MITOCHONDRIAL DNA DAMAGE AND REPAIR

线粒体 DNA 损伤与修复

• 批准号: 6443874
• 负责人: DANIEL F. BOGENHAGEN
• 金额: $ 21.9万
• 依托单位: STATE UNIVERSITY NEW YORK STONY BROOK
• 依托单位国家: 美国
• 财政年份: 2001
• 资助国家: 美国
• 起止时间: 2001-04-01 至 2002-03-31
• 项目状态: 已结题
• 来源: https://reporter.nih.gov/project-details/6443874
• 关键词: DNA damage; DNA directed DNA polymerase; DNA repair; DNA replication; adenine; cytosine; endonuclease; environmental toxicology; enzyme activity; mitochondrial DNA; mitochondrial disease /disorder; molecular genetics; oxidative stress

Mitochondrial DNA is a frequent target of chemical damage. Base loss, oxidative damage and reaction with carcinogenic compounds such as benzo(a)pyrene and aflatoxin are thought to occur at rates equal to or greater than the corresponding rates of damage to nuclear DNA. Mitochondria are able to repair some types of DNA damage, such as abasic sites and oxidative lesions (e.g., 8-oxo-dG), but probably not others. Very little is known concerning the enzymology of DNA repair in mitochondria. Replication through DNA adducts or attempts at repair may contribute to the incidence of point mutations and deletions observed in a growing list of human diseases. These diseases range from point mutations associated with rare neuromuscular diseases identified with the acronyms MELAS, MERRF, and NARP to large deletions observed in Kearns Sayre Syndrome. Recent studies have found a correlation between mtDNA damage and type 11 diabetes, Parkinson's disease and aging, although more research is required to establish a role for mtDNA damage in the etiology of these conditions. We propose to investigate the effects of specifically localized lesions in DNA templates prepared by our collaborators in this project on DNA replication by the purified mitochondrial DNA polymerase gamma. These studies will employ templates containing abasic sites, 8-oxo-dG, aminofluorene and benzo(a)pyrene adducts. We will also search for accessory factors that may facilitate translesional synthesis by DNA polymerase gamma. We propose experiments to characterize enzymes involved in mtDNA repair and to attempt to reconstitute repair of abasic sites or 8-oxo-dG lesions in mtDNA. Certain lesions, such as cyclobutane pyrimidine dimers in mtDNA are not thought to be repaired efficiently. We will attempt to increase the efficiency of repair by using molecular genetic techniques to direct repair enzymes such as photolyase or T4 endonuclease (denV) to mitochondria.

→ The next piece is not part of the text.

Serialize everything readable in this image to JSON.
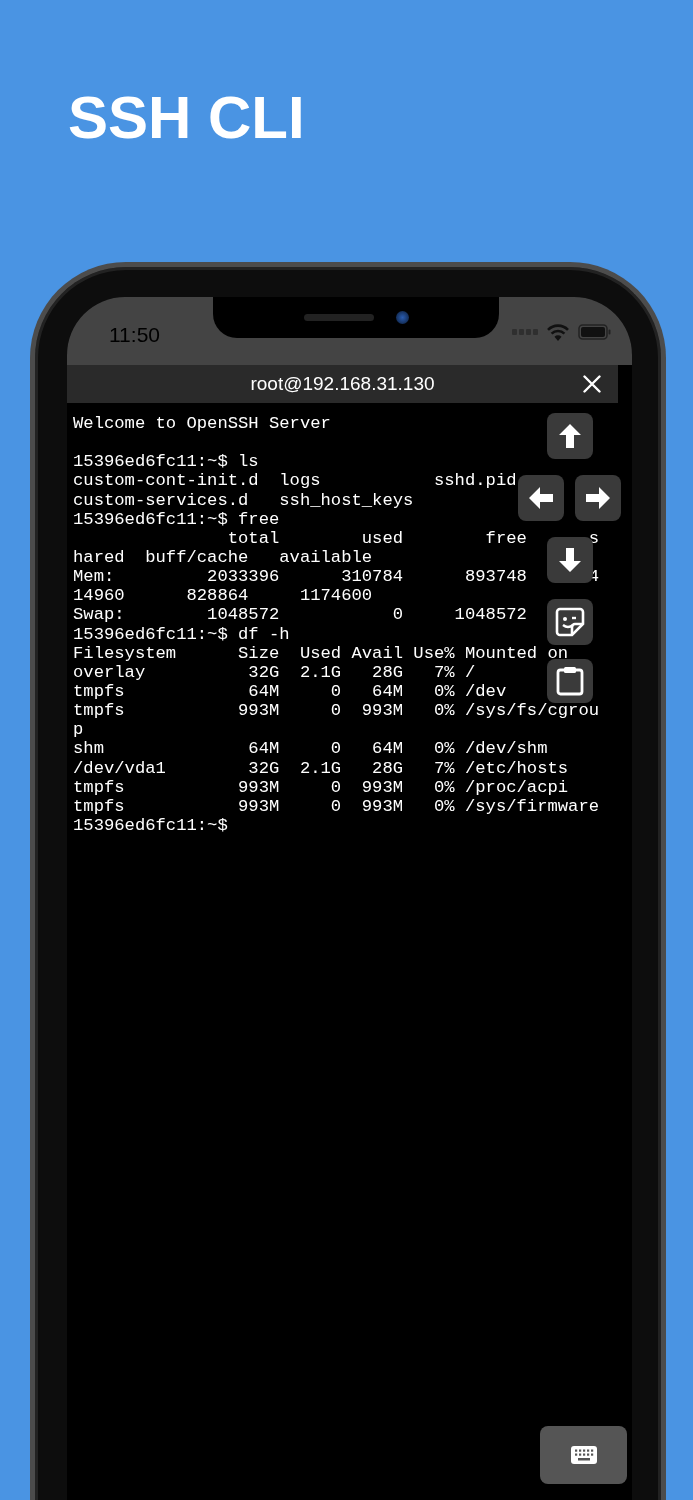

线粒体DNA是化学损伤的常见目标。基本损耗， 氧化损伤和与致癌化合物的反应，如 苯并(A)芘和黄曲霉毒素的发生速度被认为等于或 大于相应的核DNA损伤率。 线粒体能够修复某些类型的DNA损伤，例如 部位和氧化损伤(例如，8-oxo-DG)，但可能不是其他。 对DNA修复的酶学研究知之甚少。 线粒体。通过DNA加合物或尝试修复进行的复制可能 导致发现的点突变和缺失的发生率 越来越多的人类疾病。这些疾病各有不同。 与罕见的神经肌肉疾病相关的突变与 缩写MELAS、MERRF和NARP是在Kearns观察到的大片段缺失 塞尔综合征。最近的研究发现线粒体DNA与 损害和11型糖尿病、帕金森氏症和衰老，尽管更多 需要研究来确定线粒体DNA损伤在病因学中的作用 这些条件。我们建议调查 由我们制备的DNA模板中的特定定位损伤 该项目的合作者通过纯化的DNA复制 线粒体DNA聚合酶伽马。这些研究将使用模板 含有碱性中心、8-氧代-DG、氨基荧和苯并(A)芘 加合物。我们还将寻找可能有助于 脱氧核糖核酸聚合酶-伽马的转位合成。我们建议进行实验 确定参与线粒体DNA修复的酶的特征，并尝试 线粒体DNA基本部位或8-oxo-DG损伤的重建修复。一定的 损伤，如线粒体DNA中的环丁烷嘧啶二聚体不被认为 要得到有效的维修。我们将努力提高效率。 利用分子遗传技术指导修复酶的修复 如光解酶或T4核酸内切酶(DENV)对线粒体的作用。